The Docking Report processes DiffDock-PP output files to generate analysis:
Report Generation
- HTML dashboard: Interactive confidence analysis and pose ranking
- Quality assessment: High/Moderate/Low confidence classification
- Visualization: Confidence score plots and pose comparisons
Interactive Report Features
Dashboard Navigation
- Summary page: Key metrics and best poses at a glance
- Detailed analysis: Deep dive into individual poses
- Comparison tools: Side-by-side pose evaluation
- Export options: Download figures and data tables
Key Visualizations
- Score distributions: Statistical analysis of all poses
- Interface heatmaps: Interaction frequency across poses
- 3D overlay: Structural diversity visualization
- Interaction networks: Detailed molecular contacts
Stage 4: Mol* Visualization and Export
Integrated Mol* Viewer
The platform provides seamless embedded visualization:
Visualization Features
- Multi-pose comparison: Overlay and compare top solutions
- Interface analysis: Detailed interaction visualization
- Publication graphics: High-resolution image export
Conclusion
This tutorial demonstrates the power of fully AI-powered workflows for antibody-antigen analysis. By combining Boltz-2's structure prediction with DiffDock-PP's docking and comprehensive reporting tools, researchers can go from sequence to detailed binding analysis without requiring experimental structures.
Key Takeaways
- End-to-end AI enables structure-based drug design from sequence alone
- Comprehensive analysis through automated reporting and visualization
- Quality assessment using CAPRI metrics and multi-pose analysis
Resources and References
Key Publications
- Ille, A. M. et al. (2025). Human protein interactome structure prediction at scale with Boltz-2. bioRxiv. https://doi.org/10.1101/2025.07.03.663068
- Ketata, M. A. et al. (2023).

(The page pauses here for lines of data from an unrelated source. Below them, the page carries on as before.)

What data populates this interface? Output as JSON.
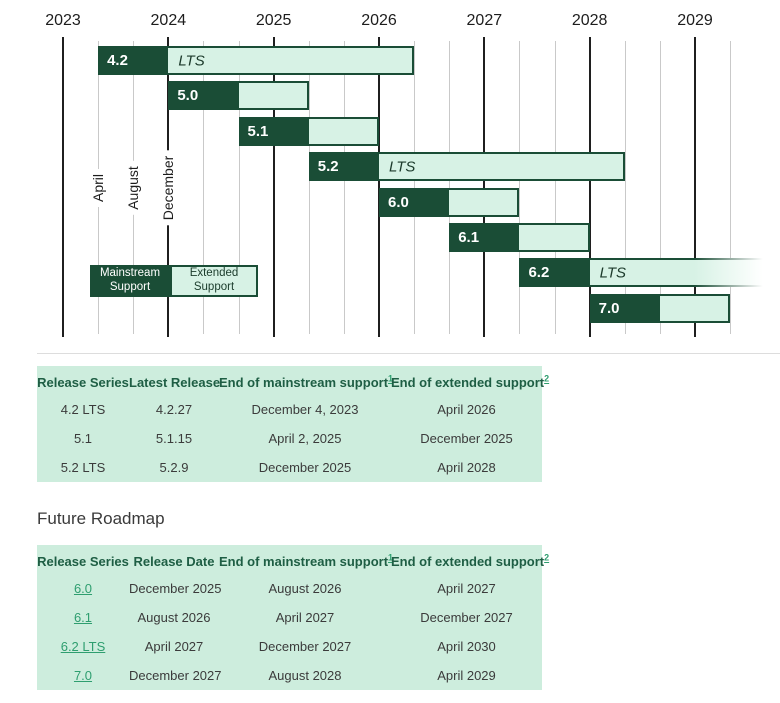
{
  "colors": {
    "mainstream": "#1A4D36",
    "extended": "#D7F2E5",
    "table_background": "#CDEDDD",
    "table_header_text": "#1E5E44",
    "link_green": "#2E9E6F",
    "year_line": "#1F1F1F",
    "minor_line": "#C9C9C9"
  },
  "chart_data": {
    "type": "gantt",
    "title": "Release support timeline",
    "x_axis": {
      "years": [
        2023,
        2024,
        2025,
        2026,
        2027,
        2028,
        2029
      ],
      "minor_gridline_interval_months": 4,
      "month_labels": [
        {
          "label": "April",
          "t": 2023.3333
        },
        {
          "label": "August",
          "t": 2023.6667
        },
        {
          "label": "December",
          "t": 2024.0
        }
      ]
    },
    "legend": [
      {
        "label": "Mainstream Support",
        "style": "mainstream"
      },
      {
        "label": "Extended Support",
        "style": "extended"
      }
    ],
    "bars": [
      {
        "version": "4.2",
        "lts_label": "LTS",
        "start": 2023.3333,
        "mainstream_end": 2024.0,
        "extended_end": 2026.3333,
        "fade_out": false
      },
      {
        "version": "5.0",
        "lts_label": "",
        "start": 2024.0,
        "mainstream_end": 2024.6667,
        "extended_end": 2025.3333,
        "fade_out": false
      },
      {
        "version": "5.1",
        "lts_label": "",
        "start": 2024.6667,
        "mainstream_end": 2025.3333,
        "extended_end": 2026.0,
        "fade_out": false
      },
      {
        "version": "5.2",
        "lts_label": "LTS",
        "start": 2025.3333,
        "mainstream_end": 2026.0,
        "extended_end": 2028.3333,
        "fade_out": false
      },
      {
        "version": "6.0",
        "lts_label": "",
        "start": 2026.0,
        "mainstream_end": 2026.6667,
        "extended_end": 2027.3333,
        "fade_out": false
      },
      {
        "version": "6.1",
        "lts_label": "",
        "start": 2026.6667,
        "mainstream_end": 2027.3333,
        "extended_end": 2028.0,
        "fade_out": false
      },
      {
        "version": "6.2",
        "lts_label": "LTS",
        "start": 2027.3333,
        "mainstream_end": 2028.0,
        "extended_end": 2030.3333,
        "fade_out": true
      },
      {
        "version": "7.0",
        "lts_label": "",
        "start": 2028.0,
        "mainstream_end": 2028.6667,
        "extended_end": 2029.3333,
        "fade_out": false
      }
    ]
  },
  "current_table": {
    "headers": [
      {
        "label": "Release Series",
        "sup": ""
      },
      {
        "label": "Latest Release",
        "sup": ""
      },
      {
        "label": "End of mainstream support",
        "sup": "1"
      },
      {
        "label": "End of extended support",
        "sup": "2"
      }
    ],
    "rows": [
      {
        "cells": [
          "4.2 LTS",
          "4.2.27",
          "December 4, 2023",
          "April 2026"
        ]
      },
      {
        "cells": [
          "5.1",
          "5.1.15",
          "April 2, 2025",
          "December 2025"
        ]
      },
      {
        "cells": [
          "5.2 LTS",
          "5.2.9",
          "December 2025",
          "April 2028"
        ]
      }
    ]
  },
  "future": {
    "heading": "Future Roadmap",
    "table": {
      "headers": [
        {
          "label": "Release Series",
          "sup": ""
        },
        {
          "label": "Release Date",
          "sup": ""
        },
        {
          "label": "End of mainstream support",
          "sup": "1"
        },
        {
          "label": "End of extended support",
          "sup": "2"
        }
      ],
      "rows": [
        {
          "link": "6.0",
          "cells": [
            "December 2025",
            "August 2026",
            "April 2027"
          ]
        },
        {
          "link": "6.1",
          "cells": [
            "August 2026",
            "April 2027",
            "December 2027"
          ]
        },
        {
          "link": "6.2 LTS",
          "cells": [
            "April 2027",
            "December 2027",
            "April 2030"
          ]
        },
        {
          "link": "7.0",
          "cells": [
            "December 2027",
            "August 2028",
            "April 2029"
          ]
        }
      ]
    }
  }
}
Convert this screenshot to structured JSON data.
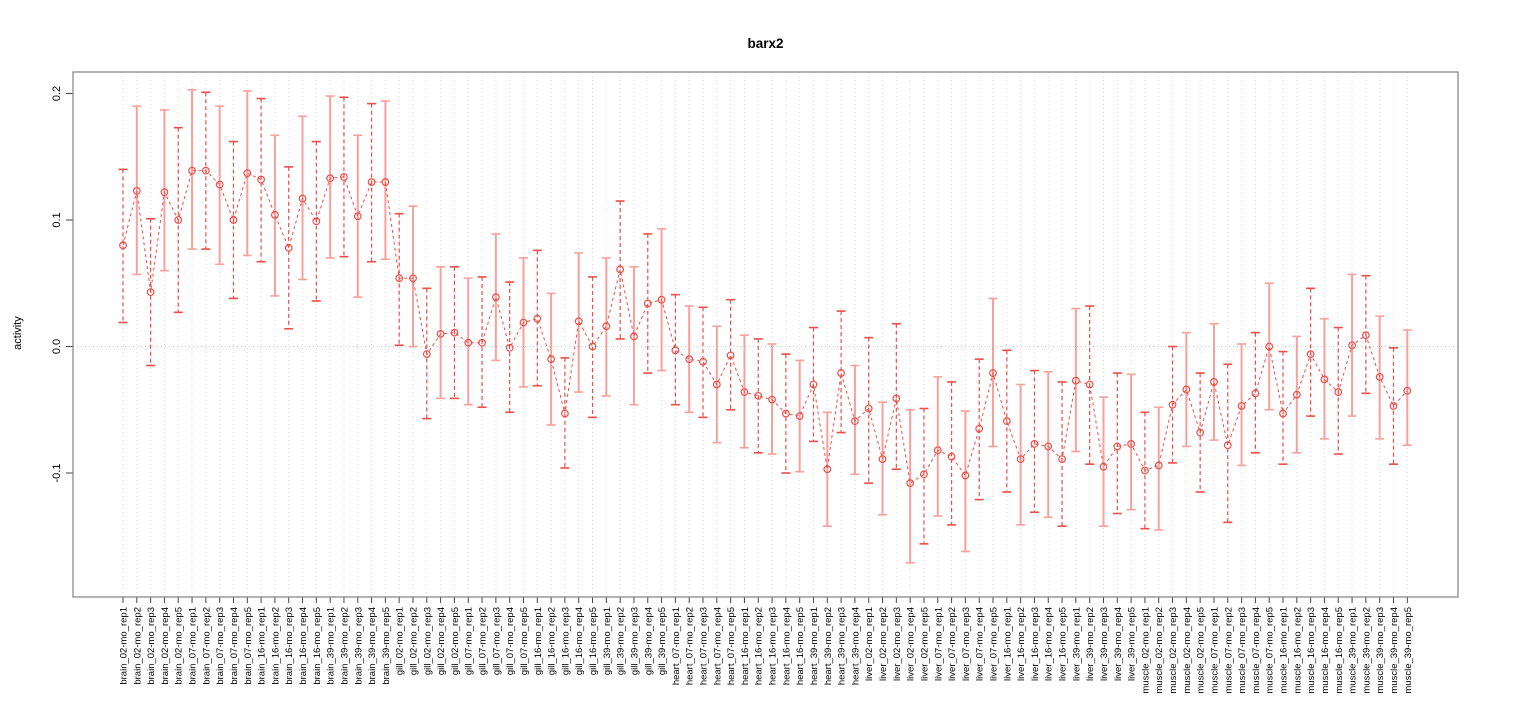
{
  "chart_data": {
    "type": "line",
    "subtype": "points-with-error-bars",
    "title": "barx2",
    "xlabel": "",
    "ylabel": "activity",
    "ylim": [
      -0.198,
      0.217
    ],
    "yticks": [
      -0.1,
      0.0,
      0.1,
      0.2
    ],
    "ytick_labels": [
      "-0.1",
      "0.0",
      "0.1",
      "0.2"
    ],
    "grid": "vertical-dotted-per-category-plus-zero-line",
    "legend": "none",
    "marker": "open-circle",
    "line_style": "dashed",
    "colors": {
      "series": "#ee4d48",
      "series_light": "#f8a09b",
      "gridline": "#dcdcdc",
      "zero_line": "#c9c9c9",
      "box_border": "#8a8a8a",
      "tick": "#444444",
      "text": "#000000",
      "background": "#ffffff"
    },
    "categories": [
      "brain_02-mo_rep1",
      "brain_02-mo_rep2",
      "brain_02-mo_rep3",
      "brain_02-mo_rep4",
      "brain_02-mo_rep5",
      "brain_07-mo_rep1",
      "brain_07-mo_rep2",
      "brain_07-mo_rep3",
      "brain_07-mo_rep4",
      "brain_07-mo_rep5",
      "brain_16-mo_rep1",
      "brain_16-mo_rep2",
      "brain_16-mo_rep3",
      "brain_16-mo_rep4",
      "brain_16-mo_rep5",
      "brain_39-mo_rep1",
      "brain_39-mo_rep2",
      "brain_39-mo_rep3",
      "brain_39-mo_rep4",
      "brain_39-mo_rep5",
      "gill_02-mo_rep1",
      "gill_02-mo_rep2",
      "gill_02-mo_rep3",
      "gill_02-mo_rep4",
      "gill_02-mo_rep5",
      "gill_07-mo_rep1",
      "gill_07-mo_rep2",
      "gill_07-mo_rep3",
      "gill_07-mo_rep4",
      "gill_07-mo_rep5",
      "gill_16-mo_rep1",
      "gill_16-mo_rep2",
      "gill_16-mo_rep3",
      "gill_16-mo_rep4",
      "gill_16-mo_rep5",
      "gill_39-mo_rep1",
      "gill_39-mo_rep2",
      "gill_39-mo_rep3",
      "gill_39-mo_rep4",
      "gill_39-mo_rep5",
      "heart_07-mo_rep1",
      "heart_07-mo_rep2",
      "heart_07-mo_rep3",
      "heart_07-mo_rep4",
      "heart_07-mo_rep5",
      "heart_16-mo_rep1",
      "heart_16-mo_rep2",
      "heart_16-mo_rep3",
      "heart_16-mo_rep4",
      "heart_16-mo_rep5",
      "heart_39-mo_rep1",
      "heart_39-mo_rep2",
      "heart_39-mo_rep3",
      "heart_39-mo_rep4",
      "liver_02-mo_rep1",
      "liver_02-mo_rep2",
      "liver_02-mo_rep3",
      "liver_02-mo_rep4",
      "liver_02-mo_rep5",
      "liver_07-mo_rep1",
      "liver_07-mo_rep2",
      "liver_07-mo_rep3",
      "liver_07-mo_rep4",
      "liver_07-mo_rep5",
      "liver_16-mo_rep1",
      "liver_16-mo_rep2",
      "liver_16-mo_rep3",
      "liver_16-mo_rep4",
      "liver_16-mo_rep5",
      "liver_39-mo_rep1",
      "liver_39-mo_rep2",
      "liver_39-mo_rep3",
      "liver_39-mo_rep4",
      "liver_39-mo_rep5",
      "muscle_02-mo_rep1",
      "muscle_02-mo_rep2",
      "muscle_02-mo_rep3",
      "muscle_02-mo_rep4",
      "muscle_02-mo_rep5",
      "muscle_07-mo_rep1",
      "muscle_07-mo_rep2",
      "muscle_07-mo_rep3",
      "muscle_07-mo_rep4",
      "muscle_07-mo_rep5",
      "muscle_16-mo_rep1",
      "muscle_16-mo_rep2",
      "muscle_16-mo_rep3",
      "muscle_16-mo_rep4",
      "muscle_16-mo_rep5",
      "muscle_39-mo_rep1",
      "muscle_39-mo_rep2",
      "muscle_39-mo_rep3",
      "muscle_39-mo_rep4",
      "muscle_39-mo_rep5"
    ],
    "values": [
      0.08,
      0.123,
      0.043,
      0.122,
      0.1,
      0.139,
      0.139,
      0.128,
      0.1,
      0.137,
      0.132,
      0.104,
      0.078,
      0.117,
      0.099,
      0.133,
      0.134,
      0.103,
      0.13,
      0.13,
      0.054,
      0.054,
      -0.006,
      0.01,
      0.011,
      0.003,
      0.003,
      0.039,
      -0.001,
      0.019,
      0.022,
      -0.01,
      -0.053,
      0.02,
      0.0,
      0.016,
      0.061,
      0.008,
      0.034,
      0.037,
      -0.003,
      -0.01,
      -0.012,
      -0.03,
      -0.007,
      -0.036,
      -0.039,
      -0.042,
      -0.053,
      -0.055,
      -0.03,
      -0.097,
      -0.021,
      -0.059,
      -0.049,
      -0.089,
      -0.041,
      -0.108,
      -0.101,
      -0.082,
      -0.087,
      -0.102,
      -0.065,
      -0.021,
      -0.059,
      -0.089,
      -0.077,
      -0.079,
      -0.089,
      -0.027,
      -0.03,
      -0.095,
      -0.079,
      -0.077,
      -0.098,
      -0.094,
      -0.046,
      -0.034,
      -0.068,
      -0.028,
      -0.078,
      -0.047,
      -0.037,
      0.0,
      -0.053,
      -0.038,
      -0.006,
      -0.026,
      -0.036,
      0.001,
      0.009,
      -0.024,
      -0.047,
      -0.035
    ],
    "error_low": [
      0.019,
      0.057,
      -0.015,
      0.06,
      0.027,
      0.077,
      0.077,
      0.065,
      0.038,
      0.072,
      0.067,
      0.04,
      0.014,
      0.053,
      0.036,
      0.07,
      0.071,
      0.039,
      0.067,
      0.069,
      0.001,
      0.0,
      -0.057,
      -0.041,
      -0.041,
      -0.046,
      -0.048,
      -0.011,
      -0.052,
      -0.032,
      -0.031,
      -0.062,
      -0.096,
      -0.036,
      -0.056,
      -0.039,
      0.006,
      -0.046,
      -0.021,
      -0.019,
      -0.046,
      -0.052,
      -0.056,
      -0.076,
      -0.05,
      -0.08,
      -0.084,
      -0.085,
      -0.1,
      -0.099,
      -0.075,
      -0.142,
      -0.068,
      -0.101,
      -0.108,
      -0.133,
      -0.097,
      -0.171,
      -0.156,
      -0.134,
      -0.141,
      -0.162,
      -0.121,
      -0.079,
      -0.115,
      -0.141,
      -0.131,
      -0.135,
      -0.142,
      -0.083,
      -0.093,
      -0.142,
      -0.132,
      -0.129,
      -0.144,
      -0.145,
      -0.092,
      -0.079,
      -0.115,
      -0.074,
      -0.139,
      -0.094,
      -0.084,
      -0.05,
      -0.093,
      -0.084,
      -0.055,
      -0.073,
      -0.085,
      -0.055,
      -0.037,
      -0.073,
      -0.093,
      -0.078
    ],
    "error_high": [
      0.14,
      0.19,
      0.101,
      0.187,
      0.173,
      0.203,
      0.201,
      0.19,
      0.162,
      0.202,
      0.196,
      0.167,
      0.142,
      0.182,
      0.162,
      0.198,
      0.197,
      0.167,
      0.192,
      0.194,
      0.105,
      0.111,
      0.046,
      0.063,
      0.063,
      0.054,
      0.055,
      0.089,
      0.051,
      0.07,
      0.076,
      0.042,
      -0.009,
      0.074,
      0.055,
      0.07,
      0.115,
      0.063,
      0.089,
      0.093,
      0.041,
      0.032,
      0.031,
      0.016,
      0.037,
      0.009,
      0.006,
      0.002,
      -0.006,
      -0.011,
      0.015,
      -0.052,
      0.028,
      -0.015,
      0.007,
      -0.044,
      0.018,
      -0.05,
      -0.049,
      -0.024,
      -0.028,
      -0.051,
      -0.01,
      0.038,
      -0.003,
      -0.03,
      -0.019,
      -0.02,
      -0.028,
      0.03,
      0.032,
      -0.04,
      -0.021,
      -0.022,
      -0.052,
      -0.048,
      0.0,
      0.011,
      -0.021,
      0.018,
      -0.014,
      0.002,
      0.011,
      0.05,
      -0.004,
      0.008,
      0.046,
      0.022,
      0.015,
      0.057,
      0.056,
      0.024,
      -0.001,
      0.013
    ]
  }
}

DiffDock-PP: Rigid Protein-Protein Docking with Diffusion Models. arXiv:2304.03889.
- Sehnal, D. et al. (2021). Mol* Viewer: modern web app for 3D visualization and analysis of large biomolecular structures. Nucleic Acids Research, 49(W1), W431-W437.
- GitHub repositories:
- Boltz: https://github.com/jwohlwend/boltz
- DiffDock-PP: https://github.com/ketatam/DiffDock-PP
- Mol*: https://github.com/molstar/molstar
This tutorial demonstrates the complete AI-powered workflow for antibody-antigen docking analysis using Boltz-2, DiffDock-PP, and comprehensive reporting tools.